Richard Aaron

June 2008

SUMMER!!!

June 30, 2008, 1:16 pm PT

July 1 is Canada’s national holiday. It’s even called “Canada Day”. But that’s tomorrow. Today we have stunning weather and temps of 75 to 80 degrees, which is the hottest it’s been here in years. You can probably guess how many people are going to show up for work at the firm TODAY. There are usually 35 people in my office. At the moment, we’re numbering under ten, and it’s 9:30AM. My guess is that we’ll lose another four or five by noon. By the time we shut the show down I think it will probably just be me, sitting in my office by myself. I’m supposed to be the Lord of this particular universe, and yet everyone else is sitting on lakeshores, around campfires, on fishing boats, or water skiing right now, soaking up the sun. Where’s the logic here? And how the hell did I get myself into this situation???

writer’s block!!!!

June 20, 2008, 1:16 pm PT

Only a writer will understand this.  I’m up at 5 in the morning, coffee’s made, mind is clear, concentration and focus is at 100%, diversions and disruptions are at zero.   The environment is perfect, and I know, I just know that the writer’s block will be gone today.  I just know it.

Then 5 becomes 6, and 6 becomes 7, and the first few early risers start filtering into my office, where I’m trying to work on my second book.  Seven becomes 8, the phones start to ring, 8 becomes 9, and a thousand other voices are now screaming for my attention.  Another four hours passes, with me gazing at a blank computer screen, cursor winking at me in the left-hand corner.

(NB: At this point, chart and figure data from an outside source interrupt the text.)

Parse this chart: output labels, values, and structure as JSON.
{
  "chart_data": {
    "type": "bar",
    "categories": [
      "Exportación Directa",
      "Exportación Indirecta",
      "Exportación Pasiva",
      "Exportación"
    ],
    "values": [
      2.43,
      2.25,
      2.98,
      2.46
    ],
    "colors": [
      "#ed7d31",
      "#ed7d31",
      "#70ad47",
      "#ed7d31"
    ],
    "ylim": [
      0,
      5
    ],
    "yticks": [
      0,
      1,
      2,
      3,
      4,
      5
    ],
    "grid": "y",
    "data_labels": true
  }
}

I just don’t get this writer’s block thing.  Is it pathological?  Are there medications out there for this?  Is therapy available?  I’ve never had to deal with this before; I’m a prolific writer and always have been.  Of course now I have a book deal, and a deadline.  So here I am, hacking at it for more than a week, despairing for words; the muse that has always been so kind to me has evidently gone on holiday for the summer.  I am completely frustrated, anxious, and depressed.  I can’t write anymore.  Suddenly I feel as though my publisher has made a BIG mistake in trusting me with more than one book!

Has anyone else had this issue?  What do you do?  Get drunk and stay drunk?  Get to the nearest roof access and take a long walk off a short roof?  Admit defeat, put the pencil down, the laptop away, and give up on ever writing again???

Therapy

June 13, 2008, 1:15 pm PT

You know, writing Gauntlet was the easy part.  Now I’m living in the weirdly distorted mirror world of agents, publishers, printers, publicists, marketers and distributors.  If I didn’t have Carrie in my corner I’d be doomed.   I go home at night to write because it’s therapy.  I’m having fun putting Gauntlet’s sequel together.  It’s almost like a form of meditation.